By Ian Simpson
WASHINGTON (Reuters) - A West Virginia nonprofit has reinstated a director who stepped down last month after calling first lady Michelle Obama "an ape in heels," prompting the state government to review its contracts with the group, the governor's office said on Tuesday.
Pamela Taylor resigned her position last month as director of social services group Clay County Development Corp, after her comment about the first lady on Facebook went viral online and sparked outrage.
"The State of West Virginia vehemently opposes any discriminatory and harassing sentiments, language or actions,” the office of Governor Earl Ray Tomblin, a Democrat, said in a statement.
Because of Taylor's comments, "we have been and continue to review those contracts to determine any alternatives the state might have," it said.
The Clay County Development Corp provides financial assistance and senior services to low-income and elderly residents.
The Charleston Gazette-Mail reported that the nonprofit received about $1.5 million in federal funding and $363,000 in state funding in 2014. A spokesman for Clay County Development Corp could not be reached for comment.
After the Nov. 8 election, Taylor had praised the change from Obama to former model Melania Trump, the wife of President-elect Donald Trump, a Republican.
"It will be refreshing to have a classy, beautiful, dignified first lady back in the White House. I'm tired of seeing an ape in heels," she wrote.

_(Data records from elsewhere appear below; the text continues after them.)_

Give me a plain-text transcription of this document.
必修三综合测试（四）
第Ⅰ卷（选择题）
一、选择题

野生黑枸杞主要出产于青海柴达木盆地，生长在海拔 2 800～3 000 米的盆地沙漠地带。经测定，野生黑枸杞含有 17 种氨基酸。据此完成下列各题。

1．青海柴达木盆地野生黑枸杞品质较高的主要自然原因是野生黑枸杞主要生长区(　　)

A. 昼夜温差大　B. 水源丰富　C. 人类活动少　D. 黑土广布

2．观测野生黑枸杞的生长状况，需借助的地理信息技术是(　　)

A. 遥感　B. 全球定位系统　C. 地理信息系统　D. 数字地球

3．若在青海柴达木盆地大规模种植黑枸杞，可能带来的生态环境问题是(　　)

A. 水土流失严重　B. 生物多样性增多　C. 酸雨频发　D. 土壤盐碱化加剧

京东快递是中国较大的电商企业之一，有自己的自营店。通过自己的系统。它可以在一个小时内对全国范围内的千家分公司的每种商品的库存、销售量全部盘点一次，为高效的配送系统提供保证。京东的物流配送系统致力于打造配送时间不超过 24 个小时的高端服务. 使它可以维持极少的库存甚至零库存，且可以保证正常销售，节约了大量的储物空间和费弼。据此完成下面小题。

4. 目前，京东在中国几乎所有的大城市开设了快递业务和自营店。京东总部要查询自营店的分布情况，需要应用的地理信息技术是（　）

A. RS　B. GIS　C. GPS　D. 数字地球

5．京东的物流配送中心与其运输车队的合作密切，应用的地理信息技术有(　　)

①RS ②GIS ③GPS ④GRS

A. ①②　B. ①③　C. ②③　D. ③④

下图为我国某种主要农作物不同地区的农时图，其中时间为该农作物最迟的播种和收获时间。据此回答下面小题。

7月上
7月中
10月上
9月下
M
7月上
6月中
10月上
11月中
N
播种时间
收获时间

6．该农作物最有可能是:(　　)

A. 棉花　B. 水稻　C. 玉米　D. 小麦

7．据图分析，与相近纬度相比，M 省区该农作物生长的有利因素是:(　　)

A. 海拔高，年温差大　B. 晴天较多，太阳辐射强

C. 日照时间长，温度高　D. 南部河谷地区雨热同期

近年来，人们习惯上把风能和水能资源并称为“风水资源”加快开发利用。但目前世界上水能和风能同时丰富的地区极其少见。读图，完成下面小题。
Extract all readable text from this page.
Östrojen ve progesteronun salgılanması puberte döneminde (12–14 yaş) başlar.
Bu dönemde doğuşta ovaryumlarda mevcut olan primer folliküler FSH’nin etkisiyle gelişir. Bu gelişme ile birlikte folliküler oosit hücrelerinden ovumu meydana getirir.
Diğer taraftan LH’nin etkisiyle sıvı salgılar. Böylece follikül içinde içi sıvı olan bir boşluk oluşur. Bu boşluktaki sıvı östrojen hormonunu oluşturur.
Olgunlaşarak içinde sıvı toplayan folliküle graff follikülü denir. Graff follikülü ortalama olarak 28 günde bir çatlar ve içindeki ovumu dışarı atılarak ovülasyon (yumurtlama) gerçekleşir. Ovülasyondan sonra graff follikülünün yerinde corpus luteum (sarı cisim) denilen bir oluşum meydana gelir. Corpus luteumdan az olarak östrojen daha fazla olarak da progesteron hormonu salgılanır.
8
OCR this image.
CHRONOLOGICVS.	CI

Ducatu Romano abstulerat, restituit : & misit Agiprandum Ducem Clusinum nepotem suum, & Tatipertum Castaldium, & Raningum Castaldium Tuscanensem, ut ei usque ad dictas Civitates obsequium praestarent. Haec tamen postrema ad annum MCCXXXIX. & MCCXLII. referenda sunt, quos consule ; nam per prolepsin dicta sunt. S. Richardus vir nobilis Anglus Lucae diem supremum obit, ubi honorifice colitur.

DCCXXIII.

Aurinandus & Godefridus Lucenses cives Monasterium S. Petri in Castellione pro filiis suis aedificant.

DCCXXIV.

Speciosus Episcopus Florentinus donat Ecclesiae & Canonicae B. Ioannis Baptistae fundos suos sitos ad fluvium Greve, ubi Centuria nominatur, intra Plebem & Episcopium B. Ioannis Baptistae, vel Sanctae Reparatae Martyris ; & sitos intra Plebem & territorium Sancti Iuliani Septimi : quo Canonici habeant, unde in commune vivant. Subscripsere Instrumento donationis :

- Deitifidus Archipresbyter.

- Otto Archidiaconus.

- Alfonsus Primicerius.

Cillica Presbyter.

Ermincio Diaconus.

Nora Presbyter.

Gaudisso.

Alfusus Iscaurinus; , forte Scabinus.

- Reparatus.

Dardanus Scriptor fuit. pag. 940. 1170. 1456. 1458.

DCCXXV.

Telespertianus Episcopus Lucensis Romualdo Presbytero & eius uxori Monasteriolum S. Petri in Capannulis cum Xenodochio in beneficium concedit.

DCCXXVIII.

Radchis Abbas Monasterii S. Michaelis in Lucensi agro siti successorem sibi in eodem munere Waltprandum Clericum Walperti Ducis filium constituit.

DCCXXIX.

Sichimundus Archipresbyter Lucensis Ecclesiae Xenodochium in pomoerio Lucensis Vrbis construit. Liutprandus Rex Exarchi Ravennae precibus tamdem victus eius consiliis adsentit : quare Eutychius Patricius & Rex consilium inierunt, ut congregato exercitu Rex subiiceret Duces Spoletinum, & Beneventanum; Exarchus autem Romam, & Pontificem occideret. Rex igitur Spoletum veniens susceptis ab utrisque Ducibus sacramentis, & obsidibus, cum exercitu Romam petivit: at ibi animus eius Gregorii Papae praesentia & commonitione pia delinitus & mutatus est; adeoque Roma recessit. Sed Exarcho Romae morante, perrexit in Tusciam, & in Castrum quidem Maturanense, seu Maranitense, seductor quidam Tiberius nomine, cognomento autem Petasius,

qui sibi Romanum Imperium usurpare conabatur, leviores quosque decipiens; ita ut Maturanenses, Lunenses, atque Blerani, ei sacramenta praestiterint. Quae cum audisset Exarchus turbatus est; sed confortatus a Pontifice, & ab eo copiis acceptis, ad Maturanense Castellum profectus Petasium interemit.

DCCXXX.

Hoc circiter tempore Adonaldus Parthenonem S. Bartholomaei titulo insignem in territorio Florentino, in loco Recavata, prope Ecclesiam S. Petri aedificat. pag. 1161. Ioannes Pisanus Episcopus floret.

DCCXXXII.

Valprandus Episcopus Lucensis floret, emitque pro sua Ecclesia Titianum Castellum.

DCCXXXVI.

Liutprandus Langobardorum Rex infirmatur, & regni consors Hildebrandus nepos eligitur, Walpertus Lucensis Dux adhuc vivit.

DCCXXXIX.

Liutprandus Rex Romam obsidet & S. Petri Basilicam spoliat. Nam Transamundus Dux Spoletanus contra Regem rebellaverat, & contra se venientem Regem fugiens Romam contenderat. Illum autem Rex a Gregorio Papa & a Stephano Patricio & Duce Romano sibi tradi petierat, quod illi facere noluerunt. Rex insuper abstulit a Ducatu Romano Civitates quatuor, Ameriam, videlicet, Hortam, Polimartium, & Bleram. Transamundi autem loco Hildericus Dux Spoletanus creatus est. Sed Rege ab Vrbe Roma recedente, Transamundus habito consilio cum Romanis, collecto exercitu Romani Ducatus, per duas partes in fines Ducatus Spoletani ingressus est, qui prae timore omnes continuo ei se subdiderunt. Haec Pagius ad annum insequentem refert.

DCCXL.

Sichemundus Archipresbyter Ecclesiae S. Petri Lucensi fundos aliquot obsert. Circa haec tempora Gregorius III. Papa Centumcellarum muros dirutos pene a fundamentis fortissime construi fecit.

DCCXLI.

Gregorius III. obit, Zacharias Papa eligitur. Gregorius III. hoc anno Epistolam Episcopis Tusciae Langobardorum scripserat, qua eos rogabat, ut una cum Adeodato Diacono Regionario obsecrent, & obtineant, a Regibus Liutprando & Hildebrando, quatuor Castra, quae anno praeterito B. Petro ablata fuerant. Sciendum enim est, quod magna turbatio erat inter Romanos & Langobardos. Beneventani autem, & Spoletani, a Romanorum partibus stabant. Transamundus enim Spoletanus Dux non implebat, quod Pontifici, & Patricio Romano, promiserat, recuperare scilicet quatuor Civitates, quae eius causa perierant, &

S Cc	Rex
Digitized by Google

Beverly Whaling, the mayor of tiny Clay, West Virginia, resigned after coming under fire for replying to Taylor's Facebook comment, "Just made my day Pam."
The state medical and senior services bureaus said in a Dec. 7 letter to Clay County Development Corp that they needed assurances that harassment and discrimination would be not be tolerated.
The agencies also sought guarantees that Taylor and other employees had not discriminated against people getting state services. A copy of the letter was provided to Reuters by the Bureau of Senior Services.